Oh Hong Kong, I can't stay mad at you.

Oh Hong Kong, I can’t stay mad at you.

The next morning, I woke up early so I could check out and get to the airport with plenty of time (and hopefully take advantage of a free charging port and their free WiFi). I ended up splitting a cab with a British pilot who was staying at the hotel and also had a flight to catch. I offered to pay for the entire trip as it was an honor just to meet a pilot and share the company of a fellow Western traveler, but he insisted that we fairly split the cost. What a lovely chap!
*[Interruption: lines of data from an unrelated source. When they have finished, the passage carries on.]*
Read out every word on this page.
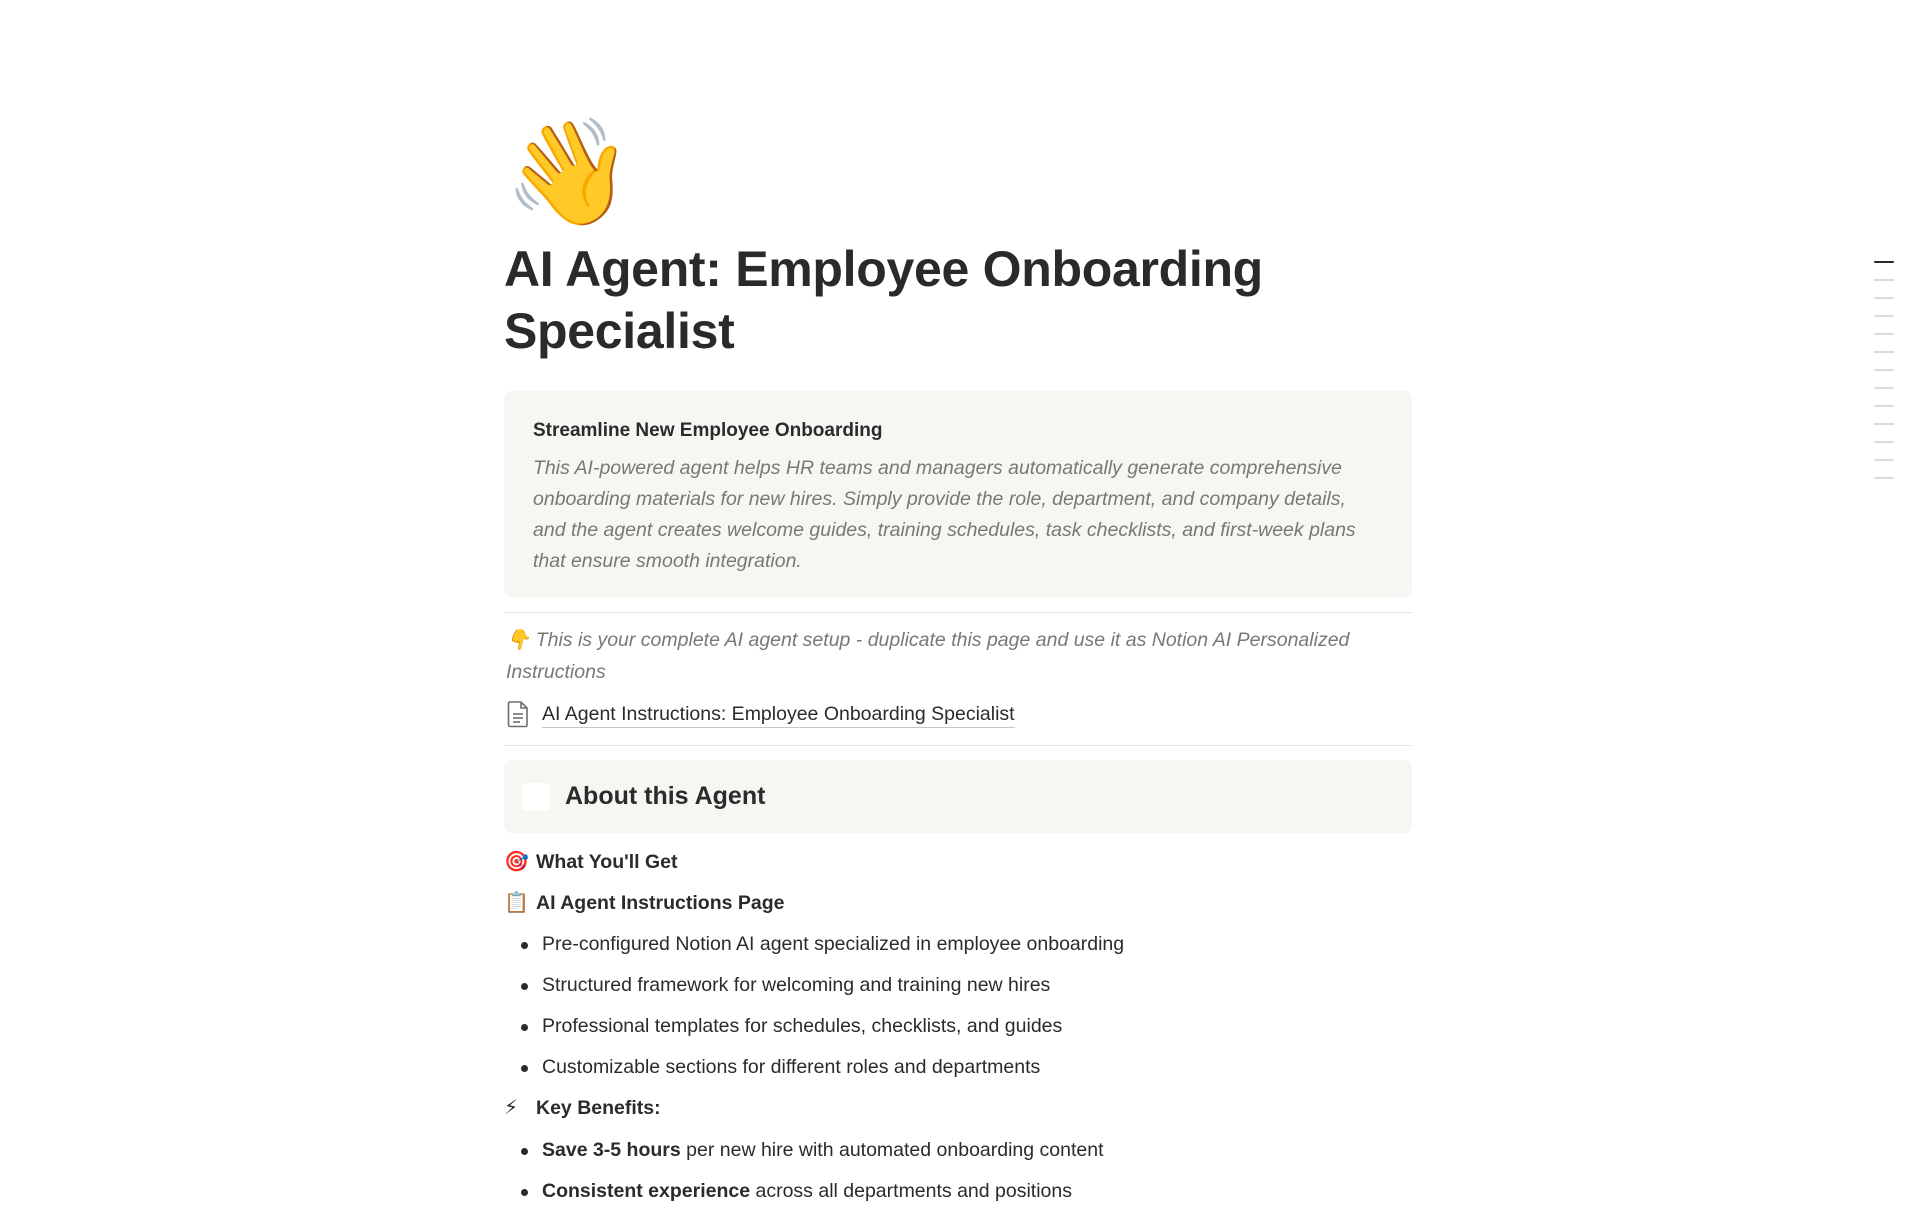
👋
AI Agent: Employee Onboarding Specialist
Streamline New Employee Onboarding
This AI-powered agent helps HR teams and managers automatically generate comprehensive onboarding materials for new hires. Simply provide the role, department, and company details, and the agent creates welcome guides, training schedules, task checklists, and first-week plans that ensure smooth integration.
👇 This is your complete AI agent setup - duplicate this page and use it as Notion AI Personalized Instructions
AI Agent Instructions: Employee Onboarding Specialist
About this Agent
🎯 What You'll Get
📋 AI Agent Instructions Page
Pre-configured Notion AI agent specialized in employee onboarding
Structured framework for welcoming and training new hires
Professional templates for schedules, checklists, and guides
Customizable sections for different roles and departments
⚡ Key Benefits:
Save 3-5 hours per new hire with automated onboarding content
Consistent experience across all departments and positions
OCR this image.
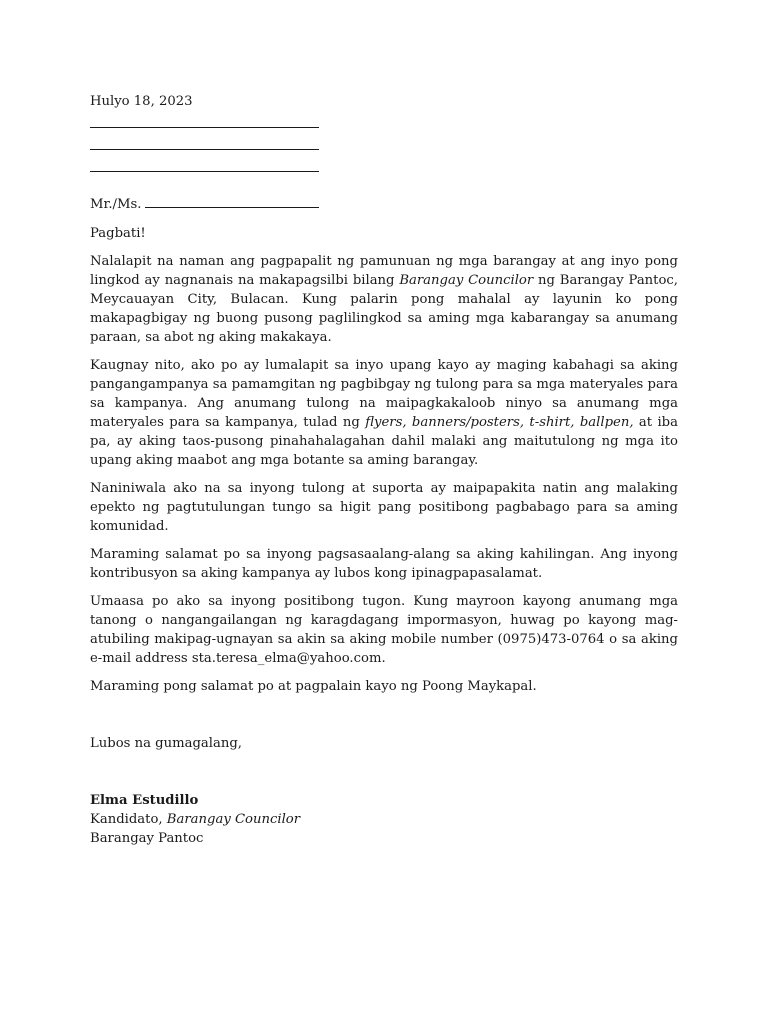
Hulyo 18, 2023

Mr./Ms.

Pagbati!

Nalalapit na naman ang pagpapalit ng pamunuan ng mga barangay at ang inyo pong lingkod ay nagnanais na makapagsilbi bilang Barangay Councilor ng Barangay Pantoc, Meycauayan City, Bulacan. Kung palarin pong mahalal ay layunin ko pong makapagbigay ng buong pusong paglilingkod sa aming mga kabarangay sa anumang paraan, sa abot ng aking makakaya.

Kaugnay nito, ako po ay lumalapit sa inyo upang kayo ay maging kabahagi sa aking pangangampanya sa pamamgitan ng pagbibgay ng tulong para sa mga materyales para sa kampanya. Ang anumang tulong na maipagkakaloob ninyo sa anumang mga materyales para sa kampanya, tulad ng flyers, banners/posters, t-shirt, ballpen, at iba pa, ay aking taos-pusong pinahahalagahan dahil malaki ang maitutulong ng mga ito upang aking maabot ang mga botante sa aming barangay.

Naniniwala ako na sa inyong tulong at suporta ay maipapakita natin ang malaking epekto ng pagtutulungan tungo sa higit pang positibong pagbabago para sa aming komunidad.

Maraming salamat po sa inyong pagsasaalang-alang sa aking kahilingan. Ang inyong kontribusyon sa aking kampanya ay lubos kong ipinagpapasalamat.

Umaasa po ako sa inyong positibong tugon. Kung mayroon kayong anumang mga tanong o nangangailangan ng karagdagang impormasyon, huwag po kayong mag-atubiling makipag-ugnayan sa akin sa aking mobile number (0975)473-0764 o sa aking e-mail address sta.teresa_elma@yahoo.com.

Maraming pong salamat po at pagpalain kayo ng Poong Maykapal.

Lubos na gumagalang,

Elma Estudillo

Kandidato, Barangay Councilor

Barangay Pantoc
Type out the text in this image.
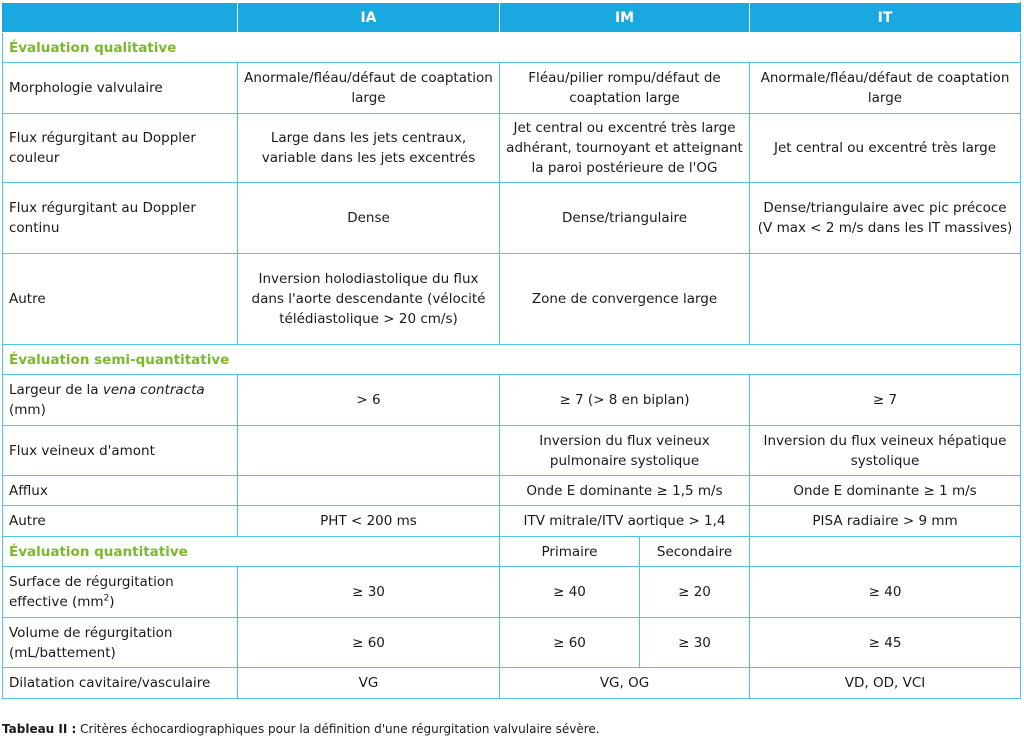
	IA	IM		IT
Évaluation qualitative				
Morphologie valvulaire	Anormale/fléau/défaut de coaptation large	Fléau/pilier rompu/défaut de coaptation large		Anormale/fléau/défaut de coaptation large
Flux régurgitant au Doppler couleur	Large dans les jets centraux, variable dans les jets excentrés	Jet central ou excentré très large adhérant, tournoyant et atteignant la paroi postérieure de l'OG		Jet central ou excentré très large
Flux régurgitant au Doppler continu	Dense	Dense/triangulaire		Dense/triangulaire avec pic précoce (V max < 2 m/s dans les IT massives)
Autre	Inversion holodiastolique du flux dans l'aorte descendante (vélocité télédiastolique > 20 cm/s)	Zone de convergence large		
Évaluation semi-quantitative				
Largeur de la vena contracta (mm)	> 6	≥ 7 (> 8 en biplan)		≥ 7
Flux veineux d'amont		Inversion du flux veineux pulmonaire systolique		Inversion du flux veineux hépatique systolique
Afflux		Onde E dominante ≥ 1,5 m/s		Onde E dominante ≥ 1 m/s
Autre	PHT < 200 ms	ITV mitrale/ITV aortique > 1,4		PISA radiaire > 9 mm
Évaluation quantitative		Primaire	Secondaire	
Surface de régurgitation effective $(mm^2)$	≥ 30	≥ 40	≥ 20	≥ 40
Volume de régurgitation (mL/battement)	≥ 60	≥ 60	≥ 30	≥ 45
Dilatation cavitaire/vasculaire	VG	VG, OG		VD, OD, VCI
Tableau II : Critères échocardiographiques pour la définition d'une régurgitation valvulaire sévère.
At the airport, as I was waiting to check in, a ticket agent noticed me with no luggage and offered to help me check in at a kiosk and skip the long line. Another nice guy! Again, got through customs and international security to my gate with hours to spare so I sat down at a charging counter near my gate and I can’t tell you how wonderful it felt to board that plane with all my devices at least partially charged.

My connecting flight was in Yinchuan, which turned out to be a very small airport but it had the freshest, best-smelling air. I landed in Beijing and bought a bus ticket (16 RMB) to the train station. The bus only took us so far though, so I took my first pedicab ride the rest of the way (20 RMB). That was actually kinda cool, so much that I took a video… not sure what the people we passed must’ve thought. Now, bear in mind that this was around 10 pm, but the train gate smelled exactly like the classrooms I teach in, and by that, I mean… urine. Which is slightly more understandable and appropriate given that I teach kindergarteners and the bathrooms are adjacent to the classroom.

Waiting to board a flight can be stressful but it’s nothing compared to boarding a train in Beijing. Over a thousand people are crowded into your gate and they’re all pushing and fighting to get to the front of the line and everywhere you step, there are puddles, which if you’re lucky, are covered by newspaper. And this train, though significantly cheaper (55 RMB) than my bullet train to Beijing, my berth was not a bunk or a seat like my previous train rides. Instead, my berth was a tiny bench I shared with two other people. And that was considered the luxury seat. Other passengers were standing the entire time, sitting on a camp stool, lying on the floor, anything they could do. It was clear I wasn’t going to get any sleep on this red eye. Luckily, I met a very friendly old married couple who I struggled to chat with throughout. Finally, we reached Xingtai at 3 am. I disembarked and was shocked to find that even at 3 am, the train station was as crowded as it would be at any normal time of day. And looking American like I do, I was instantly surrounded by a crowd of overeager taxi drivers, anxious to be the one to take me home, like the prettiest girl at the dance. When I announced my destination, I was taken by the hand by two fellow passengers to a cab waiting nearby. I had no idea what was happening. My mind jumped to that timeless conclusion: I was either about to be kidnapped or scammed into paying for everyone. Turns out, these two people lived near my apartment and thought we could split the cab. I finally, finally reach home and my apartment welcomes me with no working electricity. I guess I’ll have to visit State Grid tomorrow and deposit more money into my electric card. Still, even that couldn’t shake me of this feeling: I was glad to be back in my own apartment – no matter how much it paled in comparison to my hotel room – because I had a bed, food, water, disposable income, and  hopefully very soon, electricity.

You may notice that this post is titled after the movie Planes, Trains, and Automobiles. I guess it’s almost poetic, given the chaotic, often unlucky, nature of my trip. It’s like I’m Steve Martin and everything that went wrong is John Candy. But I don’t want to hurt John Candy’s feelings. Yes, I’m still happy I got to see a slice of Hong Kong and yes, I’m thankful for the travel experience, so not a completely wasted trip, but anybody would admit, kind of disappointing right? …And did I mention expensive?

It's like I'm Steve Martin and everyone who works for the transportation industry is John Candy, only less affable.

It’s like I’m Steve Martin and this whole trip was John Candy, only less affable.